Падали сумерки: было лучшее время дня, когда раны продолжают болеть, но не столь заметны. В районе базара была сутолока, крики; пожилые женщины несли в сумках всякую снедь. Они бросили всё Там и приехали Сюда со своими детьми и внуками — бабушки, которые заслужили царские ложа и золотые кареты.

Если б я мог — поставил бы в центре Иерусалима памятник еврейской бабушке. Памятник Неизвестной Бабушке — и изобразил бы её прекрасные усталые руки. И горел бы перед ней вечный огонь нашей признательности…

Лавки шумели: люди покупали урюк, гвозди, меняли доллары.

Одинокий «Давидка» печально смотрел в небо. Что-то просил на непонятном языке нищий. В Меа-Шеарим бродили хасиды в чёрных костюмах. Прошли солдатки, которым я хотел бы сдаться…

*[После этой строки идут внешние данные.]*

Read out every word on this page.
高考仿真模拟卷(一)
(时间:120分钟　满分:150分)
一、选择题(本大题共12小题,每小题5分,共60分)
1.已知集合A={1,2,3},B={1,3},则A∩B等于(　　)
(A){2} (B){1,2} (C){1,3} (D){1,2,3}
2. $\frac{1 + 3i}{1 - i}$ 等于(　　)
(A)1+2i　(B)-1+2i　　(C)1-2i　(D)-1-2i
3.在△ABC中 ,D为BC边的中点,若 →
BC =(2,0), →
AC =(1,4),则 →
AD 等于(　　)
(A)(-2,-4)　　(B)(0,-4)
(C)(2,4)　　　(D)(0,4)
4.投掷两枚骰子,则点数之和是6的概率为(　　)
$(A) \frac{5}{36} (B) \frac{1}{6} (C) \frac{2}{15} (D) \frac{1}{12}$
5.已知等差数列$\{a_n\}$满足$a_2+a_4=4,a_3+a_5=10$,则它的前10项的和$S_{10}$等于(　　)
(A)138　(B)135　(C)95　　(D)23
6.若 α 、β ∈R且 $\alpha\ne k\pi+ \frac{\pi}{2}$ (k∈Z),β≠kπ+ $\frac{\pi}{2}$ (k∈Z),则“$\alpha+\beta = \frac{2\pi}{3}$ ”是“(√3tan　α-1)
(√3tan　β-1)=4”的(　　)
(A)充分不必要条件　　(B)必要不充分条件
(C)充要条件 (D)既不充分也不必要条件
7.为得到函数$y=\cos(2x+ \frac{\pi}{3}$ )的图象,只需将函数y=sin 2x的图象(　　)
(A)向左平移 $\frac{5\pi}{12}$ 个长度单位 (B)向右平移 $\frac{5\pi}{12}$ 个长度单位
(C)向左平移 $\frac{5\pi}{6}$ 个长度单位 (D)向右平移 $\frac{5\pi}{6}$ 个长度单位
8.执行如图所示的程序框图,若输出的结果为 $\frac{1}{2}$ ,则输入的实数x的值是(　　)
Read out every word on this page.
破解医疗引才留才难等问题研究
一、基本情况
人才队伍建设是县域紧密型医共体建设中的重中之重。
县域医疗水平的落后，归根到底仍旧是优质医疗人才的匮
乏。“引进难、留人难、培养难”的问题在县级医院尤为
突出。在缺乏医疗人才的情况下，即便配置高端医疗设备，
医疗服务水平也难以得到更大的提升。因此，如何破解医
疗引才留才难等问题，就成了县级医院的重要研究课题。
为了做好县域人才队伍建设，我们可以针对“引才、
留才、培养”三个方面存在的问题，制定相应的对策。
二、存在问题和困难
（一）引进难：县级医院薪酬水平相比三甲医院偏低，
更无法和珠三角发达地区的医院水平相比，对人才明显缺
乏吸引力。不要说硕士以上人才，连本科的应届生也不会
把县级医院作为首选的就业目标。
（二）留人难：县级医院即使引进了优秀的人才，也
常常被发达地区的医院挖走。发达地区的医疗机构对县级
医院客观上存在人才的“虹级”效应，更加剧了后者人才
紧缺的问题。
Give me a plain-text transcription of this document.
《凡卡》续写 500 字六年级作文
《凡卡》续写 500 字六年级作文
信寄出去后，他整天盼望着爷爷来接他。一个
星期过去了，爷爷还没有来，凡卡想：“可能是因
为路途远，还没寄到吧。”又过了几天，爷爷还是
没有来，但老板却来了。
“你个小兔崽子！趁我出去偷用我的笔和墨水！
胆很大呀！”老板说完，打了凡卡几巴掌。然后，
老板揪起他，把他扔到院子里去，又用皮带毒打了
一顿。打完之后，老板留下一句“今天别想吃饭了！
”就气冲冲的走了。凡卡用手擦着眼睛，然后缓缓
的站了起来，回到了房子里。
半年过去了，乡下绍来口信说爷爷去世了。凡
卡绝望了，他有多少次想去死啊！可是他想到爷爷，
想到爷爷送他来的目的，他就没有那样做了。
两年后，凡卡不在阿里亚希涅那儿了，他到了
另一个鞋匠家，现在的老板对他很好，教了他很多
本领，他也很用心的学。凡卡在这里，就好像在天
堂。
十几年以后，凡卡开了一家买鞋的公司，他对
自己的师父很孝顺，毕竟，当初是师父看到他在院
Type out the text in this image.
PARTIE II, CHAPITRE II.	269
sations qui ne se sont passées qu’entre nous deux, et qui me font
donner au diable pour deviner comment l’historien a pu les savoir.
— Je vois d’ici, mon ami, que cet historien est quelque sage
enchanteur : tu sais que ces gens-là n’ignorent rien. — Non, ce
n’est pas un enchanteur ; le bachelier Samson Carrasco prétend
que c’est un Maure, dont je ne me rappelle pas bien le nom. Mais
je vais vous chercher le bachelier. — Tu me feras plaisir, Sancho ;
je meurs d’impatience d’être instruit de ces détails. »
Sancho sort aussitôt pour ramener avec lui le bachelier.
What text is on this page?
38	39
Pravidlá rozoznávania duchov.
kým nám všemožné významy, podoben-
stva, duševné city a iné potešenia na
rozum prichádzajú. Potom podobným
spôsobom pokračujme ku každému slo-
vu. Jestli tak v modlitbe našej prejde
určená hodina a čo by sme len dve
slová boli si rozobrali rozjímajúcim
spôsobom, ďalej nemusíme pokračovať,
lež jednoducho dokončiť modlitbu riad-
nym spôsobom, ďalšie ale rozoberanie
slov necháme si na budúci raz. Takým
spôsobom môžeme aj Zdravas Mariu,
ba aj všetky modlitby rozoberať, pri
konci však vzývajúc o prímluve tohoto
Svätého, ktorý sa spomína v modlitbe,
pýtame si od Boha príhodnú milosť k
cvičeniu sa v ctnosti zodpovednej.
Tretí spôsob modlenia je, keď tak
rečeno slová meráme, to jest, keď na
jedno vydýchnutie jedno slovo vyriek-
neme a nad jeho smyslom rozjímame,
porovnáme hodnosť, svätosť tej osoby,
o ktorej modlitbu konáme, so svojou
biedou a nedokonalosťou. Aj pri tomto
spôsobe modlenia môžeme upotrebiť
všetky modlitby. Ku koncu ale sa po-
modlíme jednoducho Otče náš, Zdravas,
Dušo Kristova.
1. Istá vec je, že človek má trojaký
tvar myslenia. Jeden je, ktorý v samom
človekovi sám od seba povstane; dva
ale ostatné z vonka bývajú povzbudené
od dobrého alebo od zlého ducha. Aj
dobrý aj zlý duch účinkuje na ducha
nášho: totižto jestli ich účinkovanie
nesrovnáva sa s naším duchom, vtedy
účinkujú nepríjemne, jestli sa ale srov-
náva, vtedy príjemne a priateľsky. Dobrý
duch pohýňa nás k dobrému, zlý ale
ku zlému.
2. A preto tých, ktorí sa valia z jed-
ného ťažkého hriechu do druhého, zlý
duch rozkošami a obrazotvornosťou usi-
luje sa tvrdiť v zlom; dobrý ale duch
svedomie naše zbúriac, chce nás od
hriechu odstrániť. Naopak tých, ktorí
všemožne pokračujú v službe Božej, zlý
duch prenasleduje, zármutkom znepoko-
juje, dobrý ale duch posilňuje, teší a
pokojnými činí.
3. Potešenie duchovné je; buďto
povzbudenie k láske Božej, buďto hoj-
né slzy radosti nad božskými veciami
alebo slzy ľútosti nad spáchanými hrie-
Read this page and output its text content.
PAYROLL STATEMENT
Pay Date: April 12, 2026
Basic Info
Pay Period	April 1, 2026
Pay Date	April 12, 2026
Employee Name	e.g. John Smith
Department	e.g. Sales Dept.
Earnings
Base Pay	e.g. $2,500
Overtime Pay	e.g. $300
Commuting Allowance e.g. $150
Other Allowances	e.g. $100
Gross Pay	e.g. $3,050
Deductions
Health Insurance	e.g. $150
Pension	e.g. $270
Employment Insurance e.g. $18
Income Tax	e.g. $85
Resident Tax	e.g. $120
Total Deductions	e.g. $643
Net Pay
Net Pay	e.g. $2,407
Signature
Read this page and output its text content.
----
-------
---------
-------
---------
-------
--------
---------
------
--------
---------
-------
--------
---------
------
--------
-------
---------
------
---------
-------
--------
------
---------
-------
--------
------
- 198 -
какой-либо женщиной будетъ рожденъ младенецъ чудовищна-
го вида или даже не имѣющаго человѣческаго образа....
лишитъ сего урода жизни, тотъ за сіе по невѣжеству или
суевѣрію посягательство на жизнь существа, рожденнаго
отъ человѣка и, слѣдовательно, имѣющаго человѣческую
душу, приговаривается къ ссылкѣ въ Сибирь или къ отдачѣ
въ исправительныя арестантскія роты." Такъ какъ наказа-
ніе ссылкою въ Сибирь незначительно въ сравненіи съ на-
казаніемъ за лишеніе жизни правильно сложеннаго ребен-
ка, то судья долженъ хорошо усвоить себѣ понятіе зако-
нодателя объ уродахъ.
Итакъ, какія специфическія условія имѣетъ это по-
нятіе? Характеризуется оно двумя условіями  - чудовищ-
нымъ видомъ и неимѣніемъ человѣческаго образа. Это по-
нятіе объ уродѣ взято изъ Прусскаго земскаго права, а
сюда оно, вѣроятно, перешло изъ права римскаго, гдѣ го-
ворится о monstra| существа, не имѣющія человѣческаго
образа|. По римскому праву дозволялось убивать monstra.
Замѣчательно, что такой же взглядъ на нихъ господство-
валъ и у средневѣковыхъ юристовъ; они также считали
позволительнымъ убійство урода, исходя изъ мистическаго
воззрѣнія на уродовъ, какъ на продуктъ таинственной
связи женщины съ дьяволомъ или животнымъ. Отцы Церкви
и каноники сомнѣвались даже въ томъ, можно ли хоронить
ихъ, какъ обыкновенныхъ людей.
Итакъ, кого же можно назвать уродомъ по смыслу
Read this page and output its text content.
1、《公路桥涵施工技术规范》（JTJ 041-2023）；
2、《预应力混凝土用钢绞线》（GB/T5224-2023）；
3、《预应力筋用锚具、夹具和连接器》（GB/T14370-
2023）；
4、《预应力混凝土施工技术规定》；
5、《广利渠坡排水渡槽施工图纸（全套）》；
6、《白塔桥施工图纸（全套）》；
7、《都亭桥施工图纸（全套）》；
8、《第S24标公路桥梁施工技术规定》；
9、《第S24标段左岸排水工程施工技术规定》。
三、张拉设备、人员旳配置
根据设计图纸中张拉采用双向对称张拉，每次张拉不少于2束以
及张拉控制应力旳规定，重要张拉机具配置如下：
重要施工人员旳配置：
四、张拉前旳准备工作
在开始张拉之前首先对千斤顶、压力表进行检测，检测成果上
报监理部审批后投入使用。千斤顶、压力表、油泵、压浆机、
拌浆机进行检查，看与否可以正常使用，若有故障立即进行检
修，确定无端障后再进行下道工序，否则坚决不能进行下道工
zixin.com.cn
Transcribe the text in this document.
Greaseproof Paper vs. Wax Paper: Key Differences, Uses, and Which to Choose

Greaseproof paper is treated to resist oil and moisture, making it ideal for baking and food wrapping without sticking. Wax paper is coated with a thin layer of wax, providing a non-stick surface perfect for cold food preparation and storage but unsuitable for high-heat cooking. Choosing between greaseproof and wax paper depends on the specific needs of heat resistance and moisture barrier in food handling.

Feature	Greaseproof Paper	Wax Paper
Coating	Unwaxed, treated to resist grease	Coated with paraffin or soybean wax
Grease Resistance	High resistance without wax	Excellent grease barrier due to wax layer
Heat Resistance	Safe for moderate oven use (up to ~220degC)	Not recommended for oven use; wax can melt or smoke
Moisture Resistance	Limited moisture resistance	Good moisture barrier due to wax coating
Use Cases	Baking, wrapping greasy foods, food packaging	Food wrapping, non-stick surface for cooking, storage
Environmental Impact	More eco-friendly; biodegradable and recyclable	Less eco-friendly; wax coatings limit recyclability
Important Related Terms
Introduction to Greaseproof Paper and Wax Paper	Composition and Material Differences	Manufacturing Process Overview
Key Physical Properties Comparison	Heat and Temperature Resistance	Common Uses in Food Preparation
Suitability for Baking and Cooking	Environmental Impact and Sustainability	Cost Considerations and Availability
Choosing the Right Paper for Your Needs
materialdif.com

Я понял, почему прибыл сюда: нигде не было такой концентрации горя. И нигде я так остро не ощущал жизнь.

Я подошел к проходившему мимо старику и поцеловал его.

— В чём дело, — раздражённо спросил старик, — вос тут зих?

— Простите, я обознался, — соврал я.

Мне просто было необходимо кого-то обнять.

Ноги привели меня к Стене Плача. Было уже темно. Невдалеке от Стены неопрятный старик закапывал что-то в землю.

Я пригляделся — это были записки. Меж камнями Стены было пусто.

— Кто вы? — спросил я.

— Сторож, — ответил он, — сторож Стены.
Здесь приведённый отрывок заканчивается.